According to legend, on their birth the king of Siam, Rama II, thought their appearance a bad omen and demanded they be killed; fortunately, the sentence was never carried out. Their father and five siblings all died in a cholera epidemic in 1819, after which they were raised single-handedly by their mother. At the age of fourteen, having now become national icons, they were sent by the king to Cochin-China on a diplomatic mission, accompanied by a hundred Siamese armed guards to protect them from the attention of ogling crowds en route. But, in 1824, that did not stop them from attracting the attention of a Scottish merchant working in Siam, named Robert Hunter.

Hunter saw potential in exhibiting Chang and Eng as a curiosity, and spent several years arranging a deal with the brothers, their mother and the Siamese authorities. Finally, when they were eighteen years old, the deal was finalised: the brothers were to be paid $10 per day (a salary eventually increased fivefold when they proved a success), while their mother was to be paid a one-off sum of $3,000 (of which, reportedly, she only ever received around $500). They departed Siam in April 1829, and arrived in Boston the following August, where they were exhibited to the paying public for the very first time.
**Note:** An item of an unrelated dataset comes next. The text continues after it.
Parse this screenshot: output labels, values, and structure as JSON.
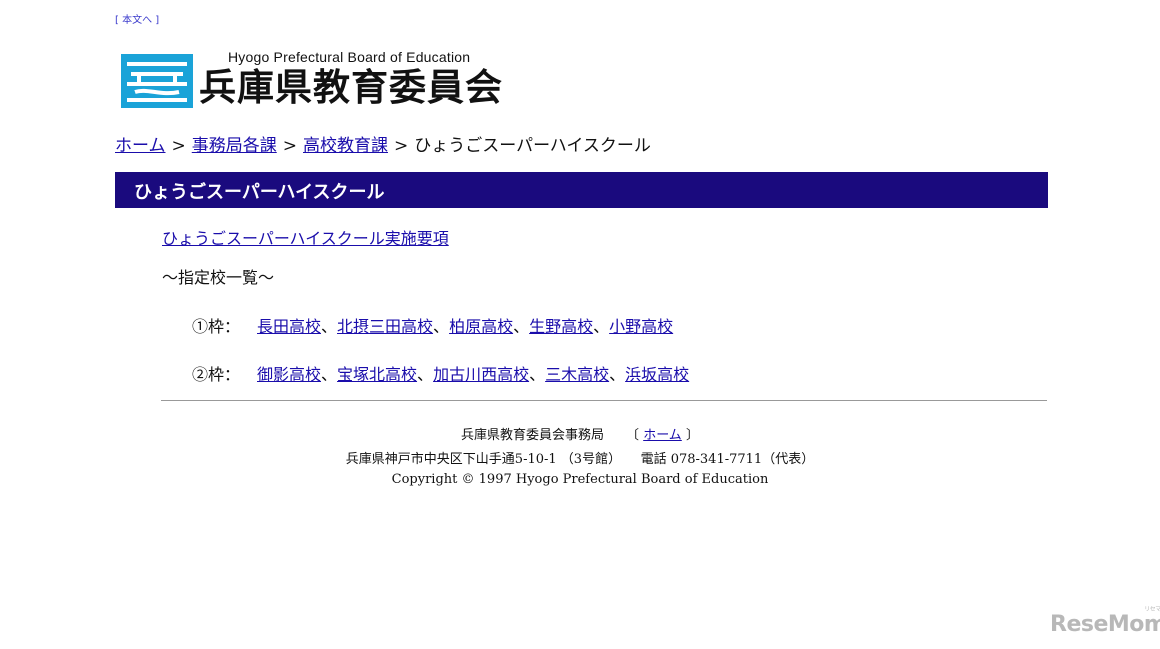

They proved an instant sensation.

Managed by Hunter’s business partner, Abel Coffin, the brothers were promoted as ‘The Siamese Double Boys’, and over the next decade were exhibited under that name to packed houses across America and Europe. The success of their tour doubtless helped to establish the term Siamese in the language as a synonym for ‘conjoined’: it had fallen into broader use in the language as early as the 1830s, and the brothers were soon established as a metaphor for anything or anyone inseparable from anything or anyone else:

People who have been inseparable and found all their happiness in each other for five years are in a sort of Siamese-twin condition, that other people are not likely to regard with tolerance or even with belief. —George Eliot, Letter to Charles Bray (1859)
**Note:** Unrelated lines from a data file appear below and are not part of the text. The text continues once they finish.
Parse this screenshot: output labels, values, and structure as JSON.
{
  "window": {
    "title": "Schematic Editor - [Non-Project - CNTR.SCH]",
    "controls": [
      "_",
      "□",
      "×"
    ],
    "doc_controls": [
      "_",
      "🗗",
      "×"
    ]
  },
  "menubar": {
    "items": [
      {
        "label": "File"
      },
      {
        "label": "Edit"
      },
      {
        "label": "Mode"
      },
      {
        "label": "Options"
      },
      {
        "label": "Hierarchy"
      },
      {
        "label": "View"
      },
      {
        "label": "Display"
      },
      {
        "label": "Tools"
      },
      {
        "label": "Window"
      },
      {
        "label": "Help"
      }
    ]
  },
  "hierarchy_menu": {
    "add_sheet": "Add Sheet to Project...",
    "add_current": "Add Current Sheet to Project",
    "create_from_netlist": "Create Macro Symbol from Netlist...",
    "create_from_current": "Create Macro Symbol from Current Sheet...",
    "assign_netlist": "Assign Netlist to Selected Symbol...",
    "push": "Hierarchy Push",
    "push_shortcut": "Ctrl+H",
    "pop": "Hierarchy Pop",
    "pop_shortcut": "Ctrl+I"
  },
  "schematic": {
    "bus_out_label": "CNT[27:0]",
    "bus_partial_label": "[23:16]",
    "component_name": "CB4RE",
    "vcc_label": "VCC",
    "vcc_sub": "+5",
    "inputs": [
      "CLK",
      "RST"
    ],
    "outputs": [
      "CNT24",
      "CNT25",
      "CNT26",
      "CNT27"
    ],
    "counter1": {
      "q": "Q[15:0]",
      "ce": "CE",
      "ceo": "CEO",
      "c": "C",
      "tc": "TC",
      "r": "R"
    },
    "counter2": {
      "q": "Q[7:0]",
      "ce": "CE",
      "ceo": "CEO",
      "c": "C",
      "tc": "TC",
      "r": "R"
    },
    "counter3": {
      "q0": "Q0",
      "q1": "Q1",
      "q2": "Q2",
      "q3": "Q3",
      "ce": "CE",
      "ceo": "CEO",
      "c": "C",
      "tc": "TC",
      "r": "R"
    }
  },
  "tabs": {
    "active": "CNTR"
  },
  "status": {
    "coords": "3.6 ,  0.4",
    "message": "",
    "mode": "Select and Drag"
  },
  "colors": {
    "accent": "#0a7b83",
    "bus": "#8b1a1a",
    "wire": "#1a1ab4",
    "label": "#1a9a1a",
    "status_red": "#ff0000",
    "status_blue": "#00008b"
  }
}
As for the brothers themselves, in 1839 they settled in America and married two sisters, Adelaide and Sarah-Anne Yates, and fathered twenty-one children between them. Alas, financial problems compelled the brothers to return to show business after the Civil War, and in 1868 they accepted an invitation from showman P. T. Barnum to once more take their tour to Europe.

Tragically, just two years later, Chang suffered a stroke from which he never recovered, and in 1874 Eng awoke one morning to find that his brother had died during the night. Within three hours, Eng too had passed away.

With a life story as remarkable as that, it’s easy to see how Chang and Eng helped to establish the word Siamese across the Englishspeaking world.

As Chang and Eng’s parents were of Chinese descent, in their native Siam the brothers were known as the ‘Chinese twins’.

A popular etymological legend claims the brothers’ names mean ‘left’ and ‘right’. Despite being untrue, the myth nevertheless inspired a poem by the American journalist and writer William Linn Keese:

Their names grew out of a family hitch,

How best to label t’other from which;

And we gather from this domestic plight That Chang meant ‘left’ and Eng meant ‘right’.

Proving just how quickly Chang and Eng established themselves as a sensation, a verb Siamese – defined by the Oxford English Dictionary as ‘to join, unite, or couple, after the manner of the Siamese twins’ – was first used in an edition of Fraser’s Magazine in May 1830, just nine months after the brothers arrived in America. In a discussion of a new divorce bill recently debated in the House of Commons, the magazine lamented:

The instant the smiling pair leave the church, and the blushing bride hangs on the arm of her simpering swain, they become one with such intensity, that you might as well try to hew adamant with a straw as effect a separation. They are dovetailed into an unfrangible integer – Siamesed by a cord which defies the knife of the most skilful surgeon that ever shred limbs in an hospital.